And also please tell me what right wing coalition is going to support health care, a living wage, and union organizing

I cannot believe people with this much experience can fall for libertarian platitude and Marjorie Taylor Greene tweets and decide that the "left" needs to form a coalition with the :live-tucker-reaction: resistance front

also

cw misogyny anti woman

Jackson Hinkle one of these people who would clearly be a part of this "left right coalition" said

Haz, chimes in: there are a lot of fat women on codepink. Hinkle: yes they’re ugly

among other things after she dipped out of the "antiwar conference" these people are not your friends and not even your short term allies.

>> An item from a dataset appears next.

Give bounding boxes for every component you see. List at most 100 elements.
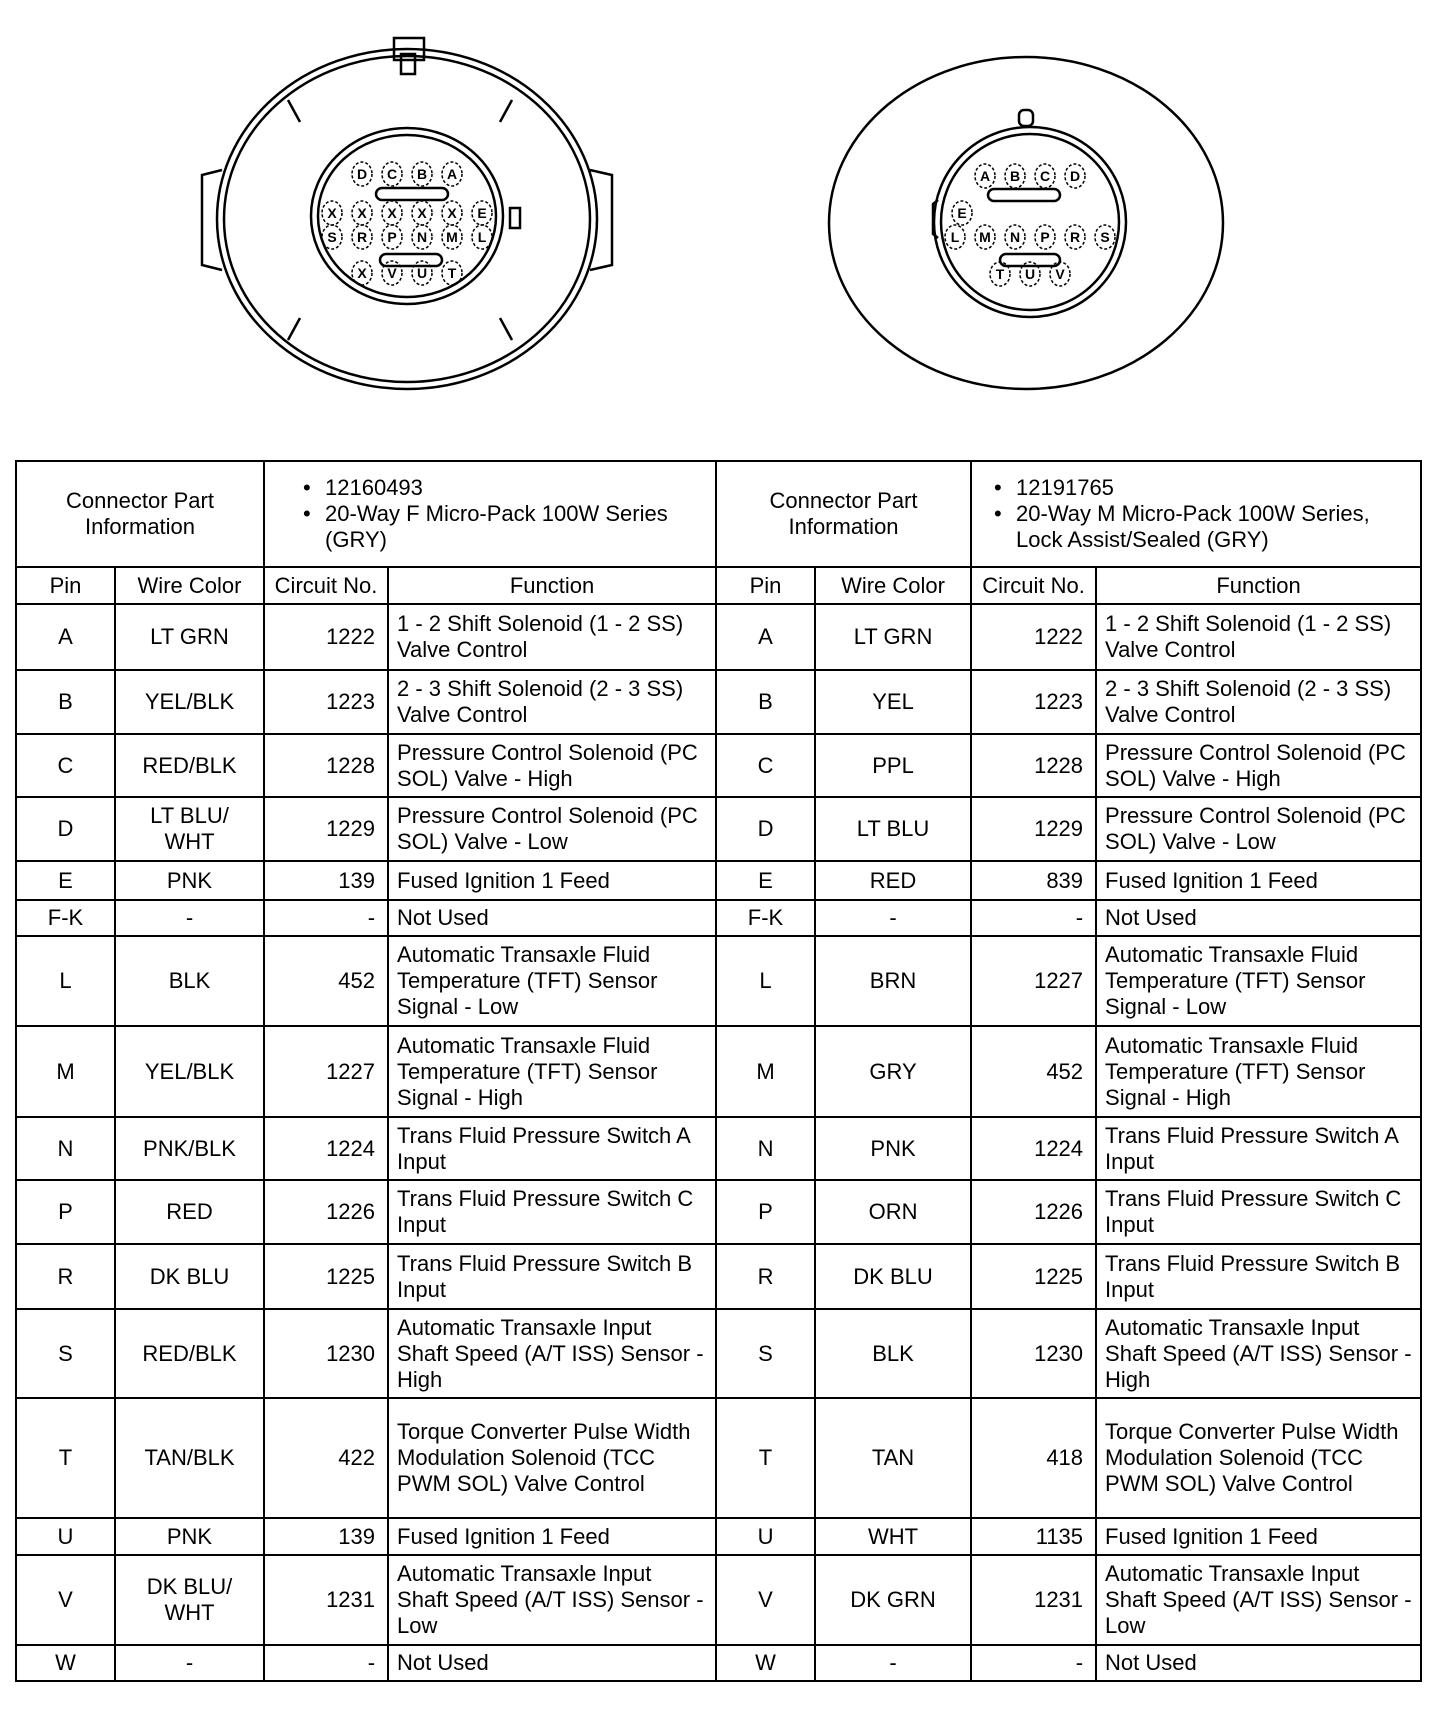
col-header-circuit: Circuit No.	[970, 566, 1098, 605]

the highest liked response to this tweet is from the LaRouche senate candidate :data-laughing:

  • zifnab25 [he/him, any]
    ·
    2 years ago

    Its a riddle of coalition building you can't escape by just pointing at a side and saying "I like them better." Because institutional Deep State agents and bureaucrats can't be on your side. They don't get where they are by being free-agents nor are they particularly receptive to outside views. At best, you can be on their side when they consider you useful. More likely, you're just rooting for your favorite baseball team without actually doing anything of substance.

    If you want to be an activist, you're going to have to interface with lots of other people who have their own personalities and views. And plenty of those people are going to be difficult to work with, either because they've got reactionary views or obnoxious personalities or because they're flakes. So when you find someone who is as enthusiastic about a thing - say, obstructing the federal government in prosecuting a war abroad - and they're not flakes and they're not totally obnoxious to be around, how willing are you to disassociate from them because they've got Ron Paul bumper stickers or Andrew Sullivan in their news feed?

    Idk. Its easy to do nothing all day and tell yourself "I'd never work with someone on the right!" quietly, alone, while staring at a computer screen at 2 am.

    It's less easy to spend hours or days or weeks or months or years trolling around town looking for an organization to which you can apply some kind of useful and productive effort, then hit on a group where you genuinely feel you're making productive use of your time, and finally - after having invested substantive portions of your sweet and tears into a project - walk away because someone else says something noxious.

    On the flip side, if you're just on your grift game, right-wing money spends as good as anyone else's. So if you're a Keffles or a Matt Taibi and you've got bills to pay, maybe you take the Daily Wire money and pretend you're just reaching a wider audience. Again, Idk. I'm nowhere near as influential as Matt Taibi, so I doubt I'll ever have to make that kind of choice.

    But there's a reason right-left relationships form. Its not just everyone on the Left being closet Fash or sell-outs or whatever.

    • M68040 [they/them]
      ·
      edit-2
      2 years ago

      Yeah, the core of my politics is not liking the right (particularly libertarians) and i don't really like people that much in general anymore so i'm not really the coalition building type. Plain'd rather choose failure on my terms than success contingent on tolerating the idiots with gadsen flag bumper stickers.

      • zifnab25 [he/him, any]
        ·
        2 years ago

        the core of my politics is not liking the right

        I get that. But I'm down in Texas. If I didn't like the right, I'd have a hard time liking a whole lot of people.

        Plain’d rather choose failure on my terms than success contingent on tolerating the idiots with gadsen flag bumper stickers.

        There are a lot of people who share our grievances, but have internalized a completely different set of causes.

        There are a lot worse things you can have on your car than the Garden Flag. Cop plates, for instance.